There is no such thing as two steps forwards, one step back. Over what? Stuck where? These are someone else’s rules. Someone else is holding the stopwatch saying “times up.” Someone else says that’s enough.

Loss is loss. It takes what it takes and it gives what it gives. Loss belongs to the one that is living in loss. It is as intimate and fluid as the relationship one mourns. It takes me, overwhelms me, comforts me, confines me, expands me, hurts me, and if I let it be whatever it needs to be, heals me.

I do not heal by another’s rules or expectations. I heal by following the traces left of a broken heart. Every heart is as different as the snowflakes falling outside my window. Just as these frozen droplets make their way onto the earth’s floor I, too, have my own trajectory and place I land in my loss.

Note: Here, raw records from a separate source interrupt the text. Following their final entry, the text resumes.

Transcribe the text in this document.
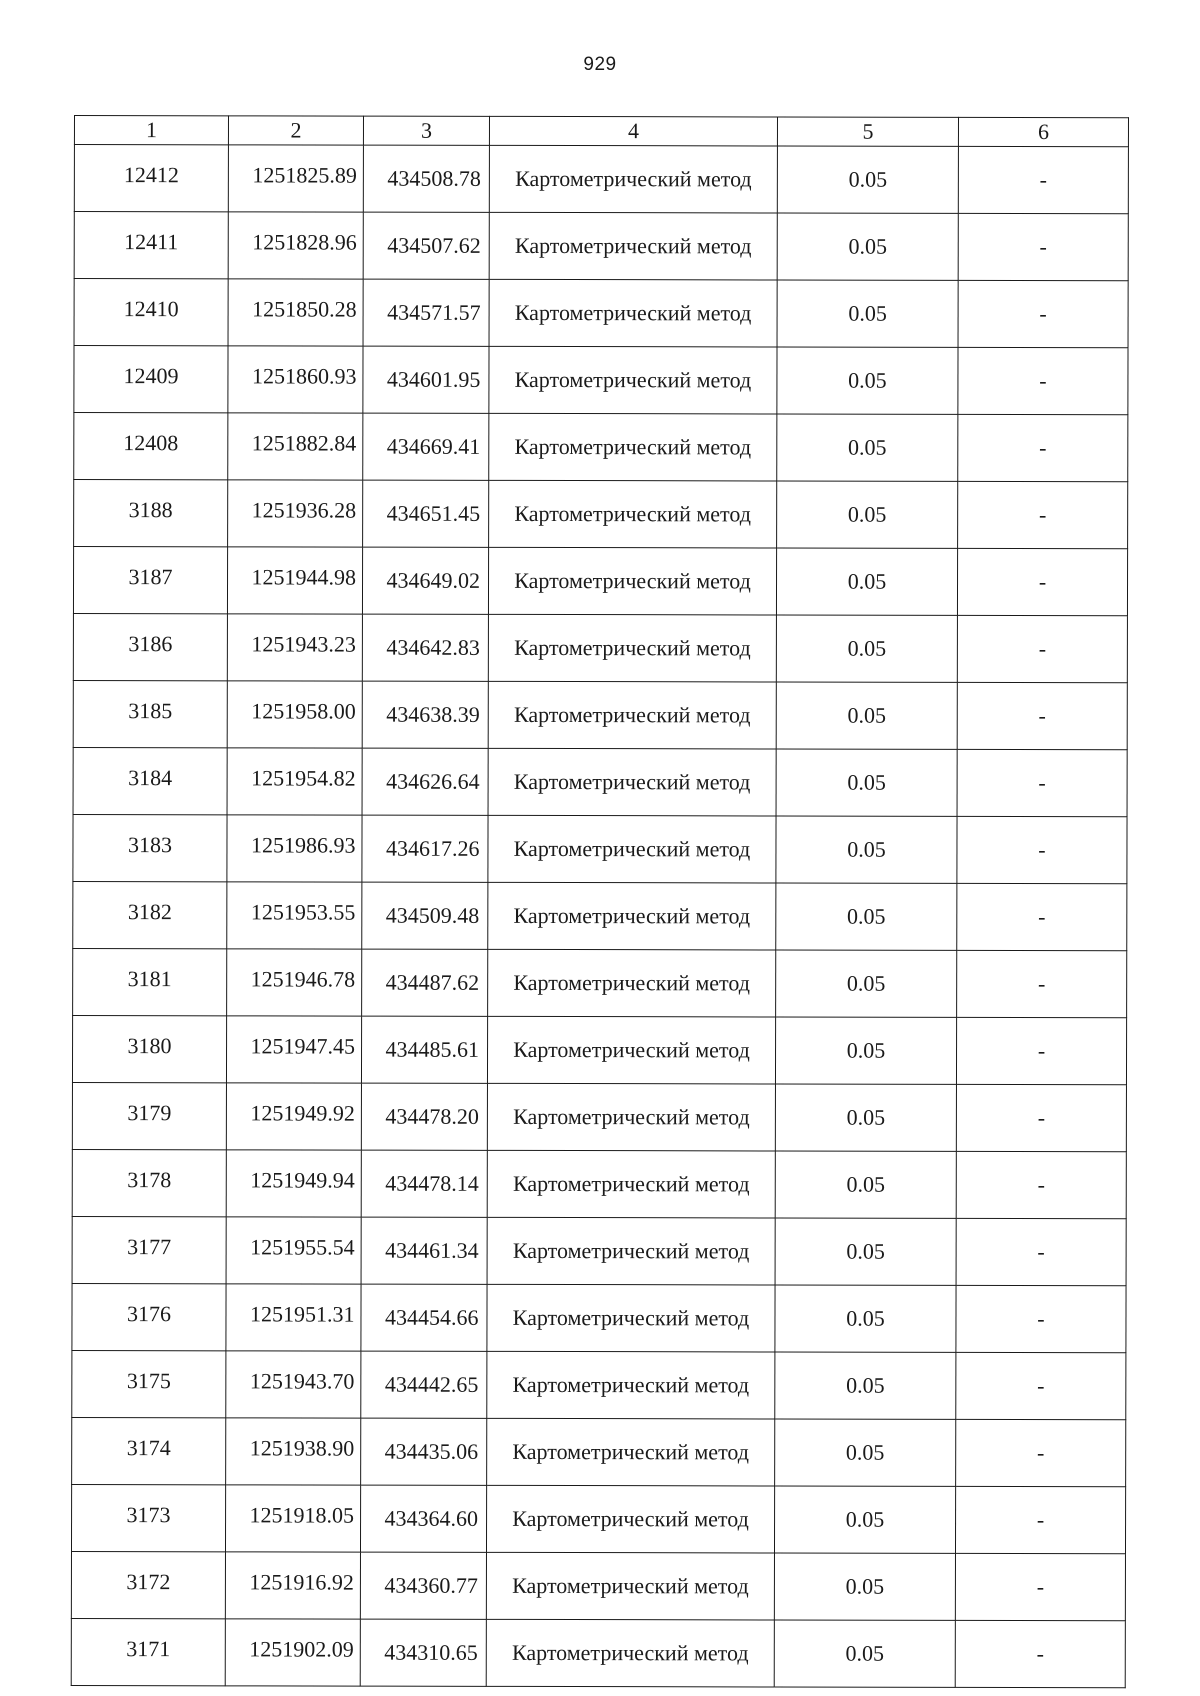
929
1	2	3	4	5	6
12412	1251825.89	434508.78	Картометрический метод	0.05	-
12411	1251828.96	434507.62	Картометрический метод	0.05	-
12410	1251850.28	434571.57	Картометрический метод	0.05	-
12409	1251860.93	434601.95	Картометрический метод	0.05	-
12408	1251882.84	434669.41	Картометрический метод	0.05	-
3188	1251936.28	434651.45	Картометрический метод	0.05	-
3187	1251944.98	434649.02	Картометрический метод	0.05	-
3186	1251943.23	434642.83	Картометрический метод	0.05	-
3185	1251958.00	434638.39	Картометрический метод	0.05	-
3184	1251954.82	434626.64	Картометрический метод	0.05	-
3183	1251986.93	434617.26	Картометрический метод	0.05	-
3182	1251953.55	434509.48	Картометрический метод	0.05	-
3181	1251946.78	434487.62	Картометрический метод	0.05	-
3180	1251947.45	434485.61	Картометрический метод	0.05	-
3179	1251949.92	434478.20	Картометрический метод	0.05	-
3178	1251949.94	434478.14	Картометрический метод	0.05	-
3177	1251955.54	434461.34	Картометрический метод	0.05	-
3176	1251951.31	434454.66	Картометрический метод	0.05	-
3175	1251943.70	434442.65	Картометрический метод	0.05	-
3174	1251938.90	434435.06	Картометрический метод	0.05	-
3173	1251918.05	434364.60	Картометрический метод	0.05	-
3172	1251916.92	434360.77	Картометрический метод	0.05	-
3171	1251902.09	434310.65	Картометрический метод	0.05	-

Loss is a part of life just as much as it is a part of death. I am still alive. I feel and I am so grateful I feel deeply. I do not confine or restrict my sorrow, but I am well aware of the society’s rules. I just have no need to play by those rules.

After my family had died and I would meet someone who didn’t know, I would sometimes get the question, “Do you have any children?” At first I would say, “Yes, I have two, but they have died.” I will always have two children. As I grow old, they grow with me. One child would be 31, the other 29. I think of them daily. I don’t care how many days I walk this planet, I have two children, but they have died.

However, there came a time when someone would ask if I had any children and I began to say “No.” I just didn’t want to get into it. I didn’t want to have that awkward moment or have to tell the story.

Initially, I felt it was a betrayal, a denial of these precious beings that touched me so deeply and in the depths I hold daily. It hurt to hold them in such a way. It hurt to say “yes, but” and it hurt to say “no”.

There is no right or wrong. I do not need to tell everyone that asks if I have children my life story. It is not a denial of their existence. For me, it is an honoring of the sacred space my children and I share. It is our space and only those that have the capacity to enter such as space are invited into the realm of my missing what I had and the gratefulness of what I still have.

There are no rules on to how to live through the depths of sorrow. There is no stopwatch on grief. Point A doesn’t go to Point B in the world of the Afterloss. There are no two steps forward and one step back. The heart beats in its own rhythm. All that matters is that the heart beats. Even when it is broken, the heart beats in its own time with its own sorrow.